Com a propriedade de sempre, a jornalista e escritora Lelei Teixeira, em crônica recente, saúda a profusão de lançamentos e tardes de autógrafos nesse agosto de 2024. “Momentos afetivos e alegres que proporcionam bons encontros e boas conversas, além do prazer que dá ver tanta gente escrevendo e lendo.”
Uma especial e algo velada referência também ao livro físico. “Há aqueles que não podem imaginar o mundo sem pássaros; há aqueles que não podem imaginar o mundo sem água; ao que me refere, sou incapaz de imaginar um mundo sem livros”, escreveu Jorge Luís Borges. – Lelei e eu concordamos contigo, Jorgito!
Um objeto que não irá ser substituído, a não ser que queimemos até a última árvore. Restarão as pedras, dirá alguém. Mas, provavelmente, só as pedras e o veneno da água e do ar. O “mundo sem livros” de Borges soa ainda mais contundente: mundo sem mundo. Nada restará, nem para uma rima fácil de um Raimundo qualquer.
Por esses dias, os noticiários mapeiam focos de incêndio e o mapa do Brasil parece reproduzir o do rancho Ponderosa, em Lake Tahoe, próximo de Vírginia City, Nevada, Estados Unidos.

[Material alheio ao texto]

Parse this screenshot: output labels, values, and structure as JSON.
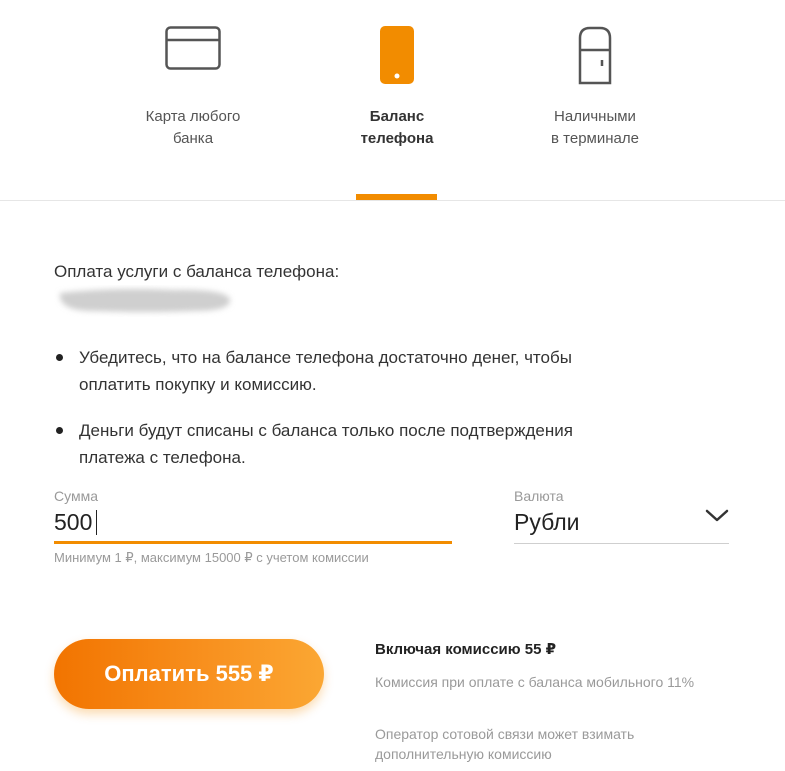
{
  "tabs": [
    {
      "line1": "Карта любого",
      "line2": "банка",
      "icon": "credit-card-icon",
      "active": false
    },
    {
      "line1": "Баланс",
      "line2": "телефона",
      "icon": "mobile-phone-icon",
      "active": true
    },
    {
      "line1": "Наличными",
      "line2": "в терминале",
      "icon": "payment-terminal-icon",
      "active": false
    }
  ],
  "colors": {
    "accent": "#f28c00",
    "muted": "#999999",
    "text": "#333333"
  },
  "intro": "Оплата услуги с баланса телефона:",
  "bullets": [
    "Убедитесь, что на балансе телефона достаточно денег, чтобы оплатить покупку и комиссию.",
    "Деньги будут списаны с баланса только после подтверждения платежа с телефона."
  ],
  "amount": {
    "label": "Сумма",
    "value": "500",
    "hint": "Минимум 1 ₽, максимум 15000 ₽ с учетом комиссии"
  },
  "currency": {
    "label": "Валюта",
    "selected": "Рубли"
  },
  "pay_button": "Оплатить 555 ₽",
  "fee": {
    "title": "Включая комиссию 55 ₽",
    "note1": "Комиссия при оплате с баланса мобильного 11%",
    "note2": "Оператор сотовой связи может взимать дополнительную комиссию"
  }
}
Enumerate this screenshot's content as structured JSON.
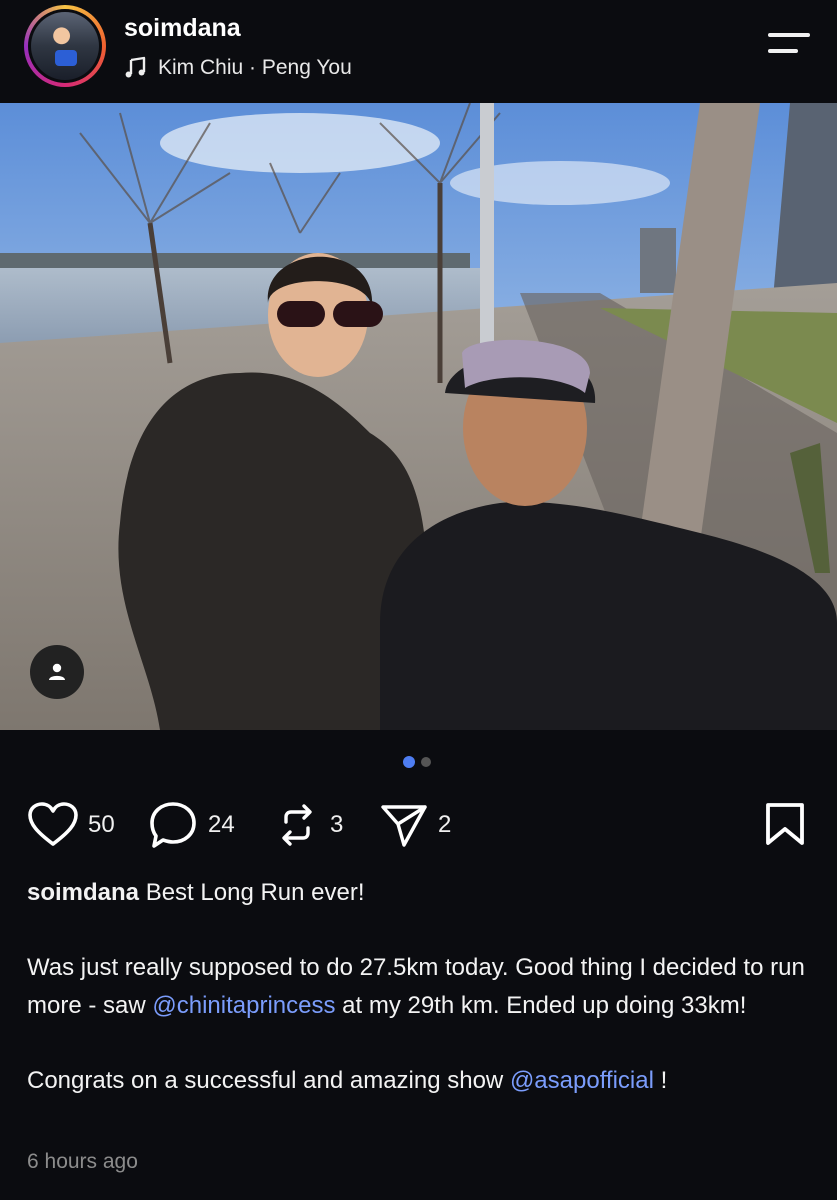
{
  "header": {
    "username": "soimdana",
    "music": "Kim Chiu · Peng You"
  },
  "carousel": {
    "current": 1,
    "total": 2
  },
  "actions": {
    "likes": "50",
    "comments": "24",
    "reposts": "3",
    "shares": "2"
  },
  "caption": {
    "username": "soimdana",
    "title": "Best Long Run ever!",
    "p1_a": "Was just really supposed to do 27.5km today. Good thing I decided to run more - saw ",
    "mention1": "@chinitaprincess",
    "p1_b": " at my 29th km. Ended up doing 33km!",
    "p2_a": "Congrats on a successful and amazing show ",
    "mention2": "@asapofficial",
    "p2_b": " !"
  },
  "timestamp": "6 hours ago",
  "colors": {
    "background": "#0b0c10",
    "mention": "#7b9dfc",
    "active_dot": "#4e7df1"
  }
}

A imagem servia de abertura para Bonanza, uma série televisiva de faroeste americano. O ator Lorne Greene, no papel de Ben Cartwright, um viúvo, pai de três filhos de mães diferentes, sempre em defesa da sua família e com uma moral de justiça que empolgava a gurizada de então.
Os contemporâneos que chegaram até aqui na leitura, devem estar cantarolando o tema que anunciava o seriado. Aos demais sugiro que procurem no YouTube ou em alguma gravação de Johnny Cash e terão uma vaga ideia da maneira que aquela melodia nos laçava ao olhar fixo nas telas daqueles primeiros televisores.
Alguém comenta sobre as inevitáveis ilações e liames que associam as queimadas a outros atos criminosos, como os daquele famigerado oito de janeiro. Em seguida, passa-se ao alerta do presidente da Organização das Nações Unidas, António Guterres, direto da Polinésia, mais especificamente de Tonga. A previsão é de uma catástrofe mundial com a elevação rápida dos níveis dos mares.
Pego o livro que está sobre a mesa da sala. Título em aberto: “Sentimentos são”. Pragmatha Editora, 2023. A autora, Tania Vernet. Releio poemas que compartilham indagações, reflexões, memórias, tipos e… sentimentos. São especiais as referências ao passado, à infância e à juventude da poeta, em Bagé. Os Recuerdos del Uruguay, de Doña Begoña; a biblioteca de remédios do Seu Salim. Por momentos, esqueço apreensões minhas e associo-me às de Dona Síria que tinha muita preocupação com a Capital, onde é fácil de se perder e aí, babau.
Fico me perguntando se ainda vive o Balança, aquele homem faxineiro, que “também era mandalete das prostitutas e costumava levar marmita para presos”. O apelido trazia do “hábito estranho de oscilar de um pé ao outro, mexendo os braços sem destino enquanto alguém falava com ele”.
Há horas em que se inveja a inocência de gente como o Balança. Quando se fazem previsões nefastas de universo em agonia, enquanto agem desvairados, munidos de fósforos e idiotia ideológica. Vem à lembrança os versos do poeta e dramaturgo T. S. Eliot (1888-1965): “Nós somos os homens ocos. Os homens empalhados. Uns nos outros amparados”.
Ainda no livro da Tania Vernet: “Aquilo em que acreditamos tomaram-nos os homens sem honra nem memória. Sofridos caminhos por onde andamos na madrugada escura que acreditávamos amanhecer. Nem a luz se fez, nem o verbo falou. Deixamos para trás o que nossas mãos modelavam e enfrentamos o novo tempo – a penitência. Cinzas sobre a cabeça. Panos longos em volta das imagens. À espera do terceiro dia. Nenhum de nós merecia a dor dessa renúncia e talvez não saiba como reerguer templos destruídos”.
Em outro poema, a escritora parece premonitória, ela junta “fogo, água, lama e desencanto”. Termina conclamando: “juntemos nossos braços a outro braço e caminhemos juntos, exigindo o que não nos é dado”.
É preciso crer que nem tudo está perdido, livros como o da poeta Tania Vernet fazem lembrar que não se pode apenas oscilar de um pé ao outro e mexer os braços sem destino. Faz falta algo tipo “pra não dizer que não falei das flores”.
Principalmente quando bate o desânimo, um banzo de pedir para a mãe uma fatia de pão com manteiga e açúcar e um toddy. Dá vontade de sentar no chão para assistir Bonanza e mandar esse povo incendiário pra tonga da mironga do kabuletê.